Following consumer demand, Sunrise has made grass-fed and pasture-raised based companies a key focus area of the fund’s portfolio. Of the group’s seven investments, three – Vital Farms, Maple Hill Creamery, and Teton Waters Ranch – are in companies where pasture-raised or grass-fed products are central to the company. One other, Perky Jerky, has begun to shift its beef supply to grass-fed.

By investing across the space, Hughes believes, any investment in consumer education around grass-fed and pasture-raised products benefits several of Sunrise’s portfolio companies.

“Cage-free and free-range are the biggest pieces of marketing BS I’ve ever seen,” Hughes told NOSH. “I’m a marketing guy from way back, what people think cage-free and free-range are is a gimmick.
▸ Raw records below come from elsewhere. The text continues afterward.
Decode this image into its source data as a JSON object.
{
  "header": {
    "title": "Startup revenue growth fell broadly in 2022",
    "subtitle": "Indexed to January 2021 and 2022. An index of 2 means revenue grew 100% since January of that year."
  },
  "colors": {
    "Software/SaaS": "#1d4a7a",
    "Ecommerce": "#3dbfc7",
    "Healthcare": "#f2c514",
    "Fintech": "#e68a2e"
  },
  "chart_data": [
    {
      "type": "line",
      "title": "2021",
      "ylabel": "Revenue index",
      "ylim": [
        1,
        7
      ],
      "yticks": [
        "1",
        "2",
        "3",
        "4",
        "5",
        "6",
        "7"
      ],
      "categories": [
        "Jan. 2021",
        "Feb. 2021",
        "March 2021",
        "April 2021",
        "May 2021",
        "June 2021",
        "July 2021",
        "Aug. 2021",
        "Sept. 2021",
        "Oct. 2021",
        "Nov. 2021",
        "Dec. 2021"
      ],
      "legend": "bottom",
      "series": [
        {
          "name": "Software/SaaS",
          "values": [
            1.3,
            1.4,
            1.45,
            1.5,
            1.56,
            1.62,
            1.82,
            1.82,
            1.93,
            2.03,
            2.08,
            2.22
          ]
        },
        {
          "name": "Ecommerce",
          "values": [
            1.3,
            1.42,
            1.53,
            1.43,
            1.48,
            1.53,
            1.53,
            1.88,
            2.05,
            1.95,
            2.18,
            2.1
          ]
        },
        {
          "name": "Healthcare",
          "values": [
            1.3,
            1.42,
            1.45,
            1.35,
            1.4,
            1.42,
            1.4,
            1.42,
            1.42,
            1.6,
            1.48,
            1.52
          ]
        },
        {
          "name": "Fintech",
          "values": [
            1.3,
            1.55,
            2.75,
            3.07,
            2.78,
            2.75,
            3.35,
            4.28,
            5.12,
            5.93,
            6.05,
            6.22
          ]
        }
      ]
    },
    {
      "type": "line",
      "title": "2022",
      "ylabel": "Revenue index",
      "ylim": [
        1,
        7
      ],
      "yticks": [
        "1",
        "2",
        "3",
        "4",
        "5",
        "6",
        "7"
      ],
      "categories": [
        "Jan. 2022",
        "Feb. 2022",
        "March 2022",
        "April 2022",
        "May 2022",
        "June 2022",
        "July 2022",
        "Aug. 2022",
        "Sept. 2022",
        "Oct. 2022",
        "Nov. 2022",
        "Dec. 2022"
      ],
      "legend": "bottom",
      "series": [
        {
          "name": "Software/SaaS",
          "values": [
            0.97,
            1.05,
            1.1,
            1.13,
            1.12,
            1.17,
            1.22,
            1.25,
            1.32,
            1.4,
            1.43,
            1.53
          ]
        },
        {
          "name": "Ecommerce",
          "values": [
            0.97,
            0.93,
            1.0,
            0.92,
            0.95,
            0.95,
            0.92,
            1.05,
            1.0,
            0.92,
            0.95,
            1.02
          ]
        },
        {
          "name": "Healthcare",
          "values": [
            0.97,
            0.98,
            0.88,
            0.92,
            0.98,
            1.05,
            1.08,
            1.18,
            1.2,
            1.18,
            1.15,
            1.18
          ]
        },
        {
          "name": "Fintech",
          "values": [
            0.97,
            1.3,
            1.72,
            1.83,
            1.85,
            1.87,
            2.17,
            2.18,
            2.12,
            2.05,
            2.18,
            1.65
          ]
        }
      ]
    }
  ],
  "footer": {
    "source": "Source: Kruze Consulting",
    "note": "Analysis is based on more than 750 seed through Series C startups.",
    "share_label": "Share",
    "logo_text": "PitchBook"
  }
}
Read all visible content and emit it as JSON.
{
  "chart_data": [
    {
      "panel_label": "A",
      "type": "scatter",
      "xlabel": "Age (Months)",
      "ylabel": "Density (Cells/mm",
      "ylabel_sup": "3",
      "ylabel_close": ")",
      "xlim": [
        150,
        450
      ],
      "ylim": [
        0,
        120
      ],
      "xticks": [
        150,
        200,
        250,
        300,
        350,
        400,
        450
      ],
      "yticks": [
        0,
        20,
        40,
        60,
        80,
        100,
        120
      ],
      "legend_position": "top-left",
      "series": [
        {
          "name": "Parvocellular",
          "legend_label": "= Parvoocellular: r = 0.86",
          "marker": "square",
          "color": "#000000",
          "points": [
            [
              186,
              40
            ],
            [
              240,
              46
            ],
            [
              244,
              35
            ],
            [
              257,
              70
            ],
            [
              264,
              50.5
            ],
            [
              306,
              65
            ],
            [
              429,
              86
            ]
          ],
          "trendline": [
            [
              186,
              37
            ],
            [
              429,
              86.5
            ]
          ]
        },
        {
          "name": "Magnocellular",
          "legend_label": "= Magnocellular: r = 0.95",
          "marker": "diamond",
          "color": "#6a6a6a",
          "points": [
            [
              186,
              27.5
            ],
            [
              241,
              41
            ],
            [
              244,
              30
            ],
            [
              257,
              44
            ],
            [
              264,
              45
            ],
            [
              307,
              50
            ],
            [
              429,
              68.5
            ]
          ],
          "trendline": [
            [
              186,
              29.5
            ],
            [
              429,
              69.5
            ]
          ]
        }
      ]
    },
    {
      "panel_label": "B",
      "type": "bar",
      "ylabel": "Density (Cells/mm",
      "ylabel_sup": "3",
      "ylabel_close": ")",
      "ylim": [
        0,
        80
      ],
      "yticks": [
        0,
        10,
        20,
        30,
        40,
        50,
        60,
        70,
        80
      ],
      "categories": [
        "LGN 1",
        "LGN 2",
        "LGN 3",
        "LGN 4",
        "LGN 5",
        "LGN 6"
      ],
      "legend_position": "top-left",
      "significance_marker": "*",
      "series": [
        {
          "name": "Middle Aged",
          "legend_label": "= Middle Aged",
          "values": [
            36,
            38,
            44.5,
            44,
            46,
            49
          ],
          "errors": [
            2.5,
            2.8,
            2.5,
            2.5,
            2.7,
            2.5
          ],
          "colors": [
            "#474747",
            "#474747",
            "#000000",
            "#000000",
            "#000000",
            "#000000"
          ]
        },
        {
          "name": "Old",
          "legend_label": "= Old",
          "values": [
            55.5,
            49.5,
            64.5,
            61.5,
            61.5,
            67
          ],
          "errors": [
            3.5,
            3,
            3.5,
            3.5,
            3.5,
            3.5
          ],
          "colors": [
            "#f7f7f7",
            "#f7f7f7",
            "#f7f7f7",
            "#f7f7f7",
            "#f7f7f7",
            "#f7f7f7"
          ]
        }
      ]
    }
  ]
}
It’s no better for the animal, it’s no better for the egg.”

Having spent time working at White Wave and ConAgra and then founding Boulder Brands, Hughes has been exposed to a variety of consumer trends and marketing strategies. He believes that grass-fed and pasture-raised have the potential to be as big as low-fat or gluten-free.

But, unlike those trends, Hughes noted, it’s not necessarily easy to launch a grass-fed or pasture-raised product. “The nice thing about [Maple Hill, Vital Farms or Teton Waters] is that it’s hard to follow. The barriers to entry are high,” Hughes said. “It’s hard for people to follow you quickly. Because they have to do what Matt did for the last ten years at Vital Farms.”